I’m at the annual economics conference in San Francisco. I’ve been going to these things, on and off, since I was a grad student in the early 1980s. Because of the combination of the financial crisis and the new president, there’s a sense of urgency here which I don’t recall from the past, even during previous downturns.
So far, the star of the first day of the conference has been Ken Rogoff of Harvard, with a paper in the morning, being the featured speaker at lunch, and then participating in the afternoon on a panel on the crisis. His message is a gloomy one: There’s a lot further down to go.
He compared the U.S. crisis to the big financial disasters in the past, and suggested that we are following much the same path. In each of these, the devastation was enormous.
Here’s some historical data he showed at lunch, taken from his new paper with Carmen M. Reinhart, entitled “The Aftermath of Financial Crises.” (I copied the data from his slide, and then checked it against his paper). The data represents the average from a large number of historical financial crises.

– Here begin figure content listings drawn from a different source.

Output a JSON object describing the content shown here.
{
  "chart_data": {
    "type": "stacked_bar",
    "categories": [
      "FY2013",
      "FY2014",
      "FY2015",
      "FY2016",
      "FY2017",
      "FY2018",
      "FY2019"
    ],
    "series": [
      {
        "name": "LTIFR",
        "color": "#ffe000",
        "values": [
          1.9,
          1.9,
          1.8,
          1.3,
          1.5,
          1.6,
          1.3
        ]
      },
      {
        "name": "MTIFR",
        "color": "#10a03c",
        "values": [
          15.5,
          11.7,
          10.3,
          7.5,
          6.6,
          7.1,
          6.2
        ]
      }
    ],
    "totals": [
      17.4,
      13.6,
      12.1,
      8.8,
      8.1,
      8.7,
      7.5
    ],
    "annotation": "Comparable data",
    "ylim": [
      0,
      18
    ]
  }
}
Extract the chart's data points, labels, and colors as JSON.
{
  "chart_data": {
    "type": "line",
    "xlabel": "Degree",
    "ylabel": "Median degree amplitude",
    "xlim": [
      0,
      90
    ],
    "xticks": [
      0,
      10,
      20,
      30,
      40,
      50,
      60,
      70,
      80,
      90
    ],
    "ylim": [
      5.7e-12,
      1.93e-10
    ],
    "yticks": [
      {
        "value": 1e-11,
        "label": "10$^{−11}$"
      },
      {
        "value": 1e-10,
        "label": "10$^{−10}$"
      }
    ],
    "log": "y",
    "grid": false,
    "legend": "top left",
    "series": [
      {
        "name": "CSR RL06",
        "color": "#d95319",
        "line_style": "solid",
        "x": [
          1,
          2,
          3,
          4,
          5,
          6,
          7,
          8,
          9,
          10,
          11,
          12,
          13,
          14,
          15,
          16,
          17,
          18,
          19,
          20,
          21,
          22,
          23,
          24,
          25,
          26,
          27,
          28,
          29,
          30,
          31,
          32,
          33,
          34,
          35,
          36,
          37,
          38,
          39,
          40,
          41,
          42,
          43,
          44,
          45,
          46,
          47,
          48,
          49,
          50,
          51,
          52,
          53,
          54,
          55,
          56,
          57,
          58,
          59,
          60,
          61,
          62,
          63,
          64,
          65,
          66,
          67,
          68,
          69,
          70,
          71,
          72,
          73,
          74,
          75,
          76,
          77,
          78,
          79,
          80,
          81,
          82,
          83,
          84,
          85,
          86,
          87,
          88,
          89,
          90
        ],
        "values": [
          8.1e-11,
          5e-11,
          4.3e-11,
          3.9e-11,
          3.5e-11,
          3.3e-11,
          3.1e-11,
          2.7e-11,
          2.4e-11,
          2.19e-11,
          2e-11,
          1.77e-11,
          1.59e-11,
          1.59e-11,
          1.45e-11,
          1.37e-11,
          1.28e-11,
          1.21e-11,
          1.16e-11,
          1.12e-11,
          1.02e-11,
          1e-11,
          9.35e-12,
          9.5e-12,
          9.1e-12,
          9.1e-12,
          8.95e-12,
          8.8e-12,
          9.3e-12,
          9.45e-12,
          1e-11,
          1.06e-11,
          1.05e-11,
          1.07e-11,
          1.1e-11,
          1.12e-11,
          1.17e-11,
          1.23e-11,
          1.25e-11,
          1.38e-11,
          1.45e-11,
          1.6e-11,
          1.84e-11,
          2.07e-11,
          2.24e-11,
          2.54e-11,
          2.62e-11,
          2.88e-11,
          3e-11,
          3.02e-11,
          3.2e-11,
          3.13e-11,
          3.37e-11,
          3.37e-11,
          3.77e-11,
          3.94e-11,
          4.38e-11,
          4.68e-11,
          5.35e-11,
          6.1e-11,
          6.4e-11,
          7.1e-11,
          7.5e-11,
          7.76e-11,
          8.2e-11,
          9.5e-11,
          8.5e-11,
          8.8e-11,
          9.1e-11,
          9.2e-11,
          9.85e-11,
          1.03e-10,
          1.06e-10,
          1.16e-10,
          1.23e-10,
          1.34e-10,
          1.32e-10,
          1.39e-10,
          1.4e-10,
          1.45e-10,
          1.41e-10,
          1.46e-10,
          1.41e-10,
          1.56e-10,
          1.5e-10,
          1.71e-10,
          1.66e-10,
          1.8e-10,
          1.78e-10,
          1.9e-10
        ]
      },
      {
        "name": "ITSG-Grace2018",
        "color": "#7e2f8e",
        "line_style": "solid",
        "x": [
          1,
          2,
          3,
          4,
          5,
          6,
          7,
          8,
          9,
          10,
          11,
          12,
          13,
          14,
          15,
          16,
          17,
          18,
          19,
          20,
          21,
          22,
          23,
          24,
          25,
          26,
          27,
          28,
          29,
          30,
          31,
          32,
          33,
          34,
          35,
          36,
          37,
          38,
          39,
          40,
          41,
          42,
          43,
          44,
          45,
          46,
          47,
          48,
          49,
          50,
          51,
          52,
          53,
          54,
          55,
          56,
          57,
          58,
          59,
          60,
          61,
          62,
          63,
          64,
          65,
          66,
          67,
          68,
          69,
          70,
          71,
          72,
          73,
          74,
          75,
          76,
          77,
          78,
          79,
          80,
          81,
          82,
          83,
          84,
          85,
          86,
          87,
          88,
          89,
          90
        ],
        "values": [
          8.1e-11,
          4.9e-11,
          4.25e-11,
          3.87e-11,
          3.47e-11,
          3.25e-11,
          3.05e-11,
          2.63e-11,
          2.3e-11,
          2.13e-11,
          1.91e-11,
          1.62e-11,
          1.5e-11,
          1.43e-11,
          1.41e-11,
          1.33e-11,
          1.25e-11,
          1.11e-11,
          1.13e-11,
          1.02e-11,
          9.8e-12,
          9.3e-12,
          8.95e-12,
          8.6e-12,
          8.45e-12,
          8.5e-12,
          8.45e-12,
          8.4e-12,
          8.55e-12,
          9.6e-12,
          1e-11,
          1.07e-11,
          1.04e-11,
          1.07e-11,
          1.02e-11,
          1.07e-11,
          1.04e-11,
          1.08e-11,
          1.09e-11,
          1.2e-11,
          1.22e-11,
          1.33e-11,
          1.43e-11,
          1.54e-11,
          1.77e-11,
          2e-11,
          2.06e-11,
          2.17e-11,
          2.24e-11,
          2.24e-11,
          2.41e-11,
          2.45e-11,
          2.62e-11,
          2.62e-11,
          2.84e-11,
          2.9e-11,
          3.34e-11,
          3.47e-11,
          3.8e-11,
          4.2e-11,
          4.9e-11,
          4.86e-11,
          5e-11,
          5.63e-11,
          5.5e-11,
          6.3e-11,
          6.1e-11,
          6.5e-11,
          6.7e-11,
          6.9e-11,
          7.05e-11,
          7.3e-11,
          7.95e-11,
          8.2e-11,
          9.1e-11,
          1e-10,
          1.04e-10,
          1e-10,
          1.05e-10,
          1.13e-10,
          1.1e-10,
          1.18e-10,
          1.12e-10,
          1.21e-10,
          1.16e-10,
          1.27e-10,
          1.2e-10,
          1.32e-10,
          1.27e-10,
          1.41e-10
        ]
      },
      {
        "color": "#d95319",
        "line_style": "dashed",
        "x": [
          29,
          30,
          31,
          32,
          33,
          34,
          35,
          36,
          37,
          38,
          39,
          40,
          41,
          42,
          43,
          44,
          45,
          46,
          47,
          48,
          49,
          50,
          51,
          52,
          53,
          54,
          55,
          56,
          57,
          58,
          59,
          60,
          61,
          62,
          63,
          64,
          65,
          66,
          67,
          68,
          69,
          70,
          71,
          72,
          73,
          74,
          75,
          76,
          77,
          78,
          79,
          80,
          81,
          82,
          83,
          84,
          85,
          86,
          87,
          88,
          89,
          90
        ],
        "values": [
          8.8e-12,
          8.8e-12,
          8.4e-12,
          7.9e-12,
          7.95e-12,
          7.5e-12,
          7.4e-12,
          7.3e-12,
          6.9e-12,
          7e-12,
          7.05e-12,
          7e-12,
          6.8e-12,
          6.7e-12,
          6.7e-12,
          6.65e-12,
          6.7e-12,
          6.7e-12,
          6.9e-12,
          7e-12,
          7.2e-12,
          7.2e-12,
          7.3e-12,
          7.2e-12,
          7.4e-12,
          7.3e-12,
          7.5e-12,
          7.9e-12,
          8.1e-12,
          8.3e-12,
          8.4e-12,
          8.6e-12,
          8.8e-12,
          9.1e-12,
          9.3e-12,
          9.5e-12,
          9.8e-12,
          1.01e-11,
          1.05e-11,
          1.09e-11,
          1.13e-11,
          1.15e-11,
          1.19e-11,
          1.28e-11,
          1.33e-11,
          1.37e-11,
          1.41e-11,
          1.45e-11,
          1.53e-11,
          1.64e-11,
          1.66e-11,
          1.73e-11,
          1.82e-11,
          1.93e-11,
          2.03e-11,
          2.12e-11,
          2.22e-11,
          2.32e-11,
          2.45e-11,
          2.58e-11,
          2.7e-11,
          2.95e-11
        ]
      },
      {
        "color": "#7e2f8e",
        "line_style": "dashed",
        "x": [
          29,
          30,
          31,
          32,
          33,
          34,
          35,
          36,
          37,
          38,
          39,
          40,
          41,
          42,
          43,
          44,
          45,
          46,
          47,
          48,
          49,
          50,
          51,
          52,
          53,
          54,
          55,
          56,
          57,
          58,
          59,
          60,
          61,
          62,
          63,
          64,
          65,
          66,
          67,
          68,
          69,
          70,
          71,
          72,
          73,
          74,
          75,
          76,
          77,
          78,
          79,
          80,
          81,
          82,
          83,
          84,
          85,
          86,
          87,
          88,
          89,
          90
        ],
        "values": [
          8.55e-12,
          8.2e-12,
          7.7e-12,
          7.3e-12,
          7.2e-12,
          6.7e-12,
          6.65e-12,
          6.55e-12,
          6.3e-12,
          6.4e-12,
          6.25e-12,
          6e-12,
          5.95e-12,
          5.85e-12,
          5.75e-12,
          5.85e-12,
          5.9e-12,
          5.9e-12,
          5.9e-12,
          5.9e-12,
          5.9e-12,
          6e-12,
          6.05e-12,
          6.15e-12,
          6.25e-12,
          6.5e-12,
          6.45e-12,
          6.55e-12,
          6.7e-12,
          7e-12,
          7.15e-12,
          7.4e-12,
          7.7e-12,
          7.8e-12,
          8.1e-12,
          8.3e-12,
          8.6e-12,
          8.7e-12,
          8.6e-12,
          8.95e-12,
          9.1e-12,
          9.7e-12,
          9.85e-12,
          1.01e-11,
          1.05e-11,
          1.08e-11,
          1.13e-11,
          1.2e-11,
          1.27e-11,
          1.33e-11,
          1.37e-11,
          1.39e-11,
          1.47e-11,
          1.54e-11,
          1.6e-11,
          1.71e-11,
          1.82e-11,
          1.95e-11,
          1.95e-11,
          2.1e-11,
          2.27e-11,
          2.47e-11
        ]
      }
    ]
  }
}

Rogoff made particular note of the enormous rise in government debt in a crisis. Historically, government debt balloons not just because of the cost of bailouts,but because of the fall in tax revenues and rise in government spending.
A couple more Rogoff points: At lunch he predicted “what we will see next is a wave of sovereign defaults.” At the afternoon panel, he added “We’ll be seeing second and third bailouts of the big banks.”
Finally, Rogoff observed at lunch that “A depression is to economists like a plague is to morticians.” I’m not quite sure what that means, but it doesn’t sound good.